2. Trisula. Dalam jihad, trisula itu adalah ilmu-dana-fisik material. Penjelasannya sbb:
(a) Ilmu. Kekuatan ilmu ini digunakan antara lain untuk membuat strategi dan pengambilan keputusan. Dalam membuat strategi, kita dapat menggunakan Strategi Perang Sun Tzu dari Cina, garis besarnya adalah kenali musuh, pelajari musuh dan hadapi musuh. Jika kaum muslimin tidak kuat ilmu alias tidak cerdas atau pandai akan mudah dikalahkan dalam peperangan karena salah strategi. Dalam era sekarang penguasaan teknologi dan informasi pegang peranan. Siapa yang menguasai teknologi-informasi-komunikasi dapat menguasai dunia.
(b) Dana. Kekuatan dana atau finansial ini sama pentingnya. Nothing free in the world. Dalam jihad pun perlu dana untuk membiayai segala kegiatannya. Keperluannya antara lain untuk pembelanjaan keperluan peralatan/akomodasi, transportasi, logistik, termasuk konsumsi. Kekuatan finansial ini pun bukan berasal dari utang, yang terbaik adalah dari infak dan wakaf yang kesemuanya sudah ada tuntunannya dalam Islam. Dalam Hukum Ekonomi, yang menguasai ekonomi dan finansial dapat menguasai dunia.

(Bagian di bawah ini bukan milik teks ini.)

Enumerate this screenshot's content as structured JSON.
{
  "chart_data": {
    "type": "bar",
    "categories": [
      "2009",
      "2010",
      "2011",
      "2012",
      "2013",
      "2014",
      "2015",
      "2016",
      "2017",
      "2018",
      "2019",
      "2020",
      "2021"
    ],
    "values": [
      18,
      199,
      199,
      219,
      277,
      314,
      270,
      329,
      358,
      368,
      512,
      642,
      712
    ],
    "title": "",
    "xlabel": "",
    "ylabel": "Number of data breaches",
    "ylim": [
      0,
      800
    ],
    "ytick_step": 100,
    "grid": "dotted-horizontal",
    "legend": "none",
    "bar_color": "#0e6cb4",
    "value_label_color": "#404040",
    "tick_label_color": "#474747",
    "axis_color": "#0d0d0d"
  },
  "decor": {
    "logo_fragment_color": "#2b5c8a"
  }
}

(c) Fisik. Fisik yang dimaksud di sini adalah ketersediaan peralatan (equipment) dan kekuatan fisik tubuh pelaku jihad. (i) Kelengkapan peralatan penting untuk mendukung pelaksanaan jihad di era globalisasi sekarang ini. Contohnya: serangan terhadap kemurnian ajaran Islam di masa sekarang banyak datang dari dunia virtual internet juga media massa berupa upaya perubahan opini, persepsi dan pola pikir sehingga virus SEPILIS dapat berkembangbiak dengan suburnya. (ii) Kebugaran fisik seseorang dapat meningkatkan keprimaan perjuangan, berarti tidak memiliki kendala dalam mobilitas dan kemampuan kerja. Orang yang lemah kondisi fisiknya mungkin tidak dapat maju bertempur, tetapi dia dapat menyumbangkan pikirannya atau pengumpulan data/informasi sebagai bagian dari komponen ilmu, atau dia dapat menyumbangkan kekayaannya sebagai bagian dari kekuatan finansial. Jadi setiap muslimin, lelaki atau perempuan, besar atau kecil fisiknya, tua atau muda, sehat atau lemah fisik, kaya atau miskin, sepanjang berakal, dapat melakukan jihad. Tidak ada alasan untuk menolak berjihad (termasuk jihad akbar), kecuali orang yang tidak beriman atau lemah iman.
Oleh karena sifat keakuratan dan kekuatan tombak trisula ini, maka saya menganalogikannya dengan komponen-komponen jihad. Wal Allahu ‘alam.